This work addresses the challenge of enabling efficient and privacy-preserving keyword search in the Solid decentralized personal data ecosystem, where user data is distributed across pods governed by fine-grained access controls. The authors propose ESPRESSO, a framework that leverages WebID-scoped indexes and privacy-aware metadata to facilitate effective cross-pod source selection and ranking while strictly adhering to user-defined access policies. The study introduces the first formal threat model for decentralized search, explicitly characterizing privacy risks throughout the index and metadata lifecycle, and derives design principles to limit metadata exposure and prevent unauthorized inference. Experimental results demonstrate that ESPRESSO achieves scalable and efficient keyword search without compromising data sovereignty or user privacy.
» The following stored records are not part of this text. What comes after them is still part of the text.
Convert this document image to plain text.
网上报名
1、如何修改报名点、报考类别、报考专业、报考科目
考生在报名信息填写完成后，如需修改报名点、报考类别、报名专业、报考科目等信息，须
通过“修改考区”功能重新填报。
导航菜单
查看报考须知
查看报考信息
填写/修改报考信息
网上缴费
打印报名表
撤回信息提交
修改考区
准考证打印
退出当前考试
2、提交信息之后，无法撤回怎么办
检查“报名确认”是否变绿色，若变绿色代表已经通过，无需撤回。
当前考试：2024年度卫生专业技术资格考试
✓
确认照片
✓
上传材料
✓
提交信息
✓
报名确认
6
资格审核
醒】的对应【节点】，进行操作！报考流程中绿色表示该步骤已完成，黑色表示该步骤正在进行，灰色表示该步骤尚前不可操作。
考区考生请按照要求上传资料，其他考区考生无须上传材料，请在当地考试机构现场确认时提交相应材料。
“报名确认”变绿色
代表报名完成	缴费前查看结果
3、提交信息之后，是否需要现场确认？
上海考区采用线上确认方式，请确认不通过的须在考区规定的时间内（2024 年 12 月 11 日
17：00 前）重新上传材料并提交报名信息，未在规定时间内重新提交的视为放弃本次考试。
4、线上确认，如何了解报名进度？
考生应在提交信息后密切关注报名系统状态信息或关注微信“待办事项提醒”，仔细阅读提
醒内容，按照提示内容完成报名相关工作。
In decentralized personal data ecosystems grounded in architectures such as Solid, users retain sovereignty over their data via personal online data stores (pods), hosted on Solid-compliant server infrastructures. In such environments, data remains under the control of pod owners, which complicates search due to distribution across numerous pods and user-specific access constraints. ESPRESSO is a decentralized framework for scalable keyword-based search across distributed Solid pods under user-defined visibility policies. It addresses key challenges of decentralized search by constructing WebID-scoped indexes within pods and employing privacy-aware metadata to enable efficient source selection and ranking across servers. This paper further introduces a formal threat model for ESPRESSO, analysing the security and privacy risks associated with the generation, aggregation, and use of indexes and metadata. These risks include unintended metadata leakage and the potential for adversaries to infer sensitive information about data that resides within personal data stores. The analysis identifies key design principles that limit metadata exposure while mitigating unauthorized inference. The proposed threat model provides a foundation for evaluating privacy-preserving decentralized search and informs the design of systems with stronger privacy guarantees.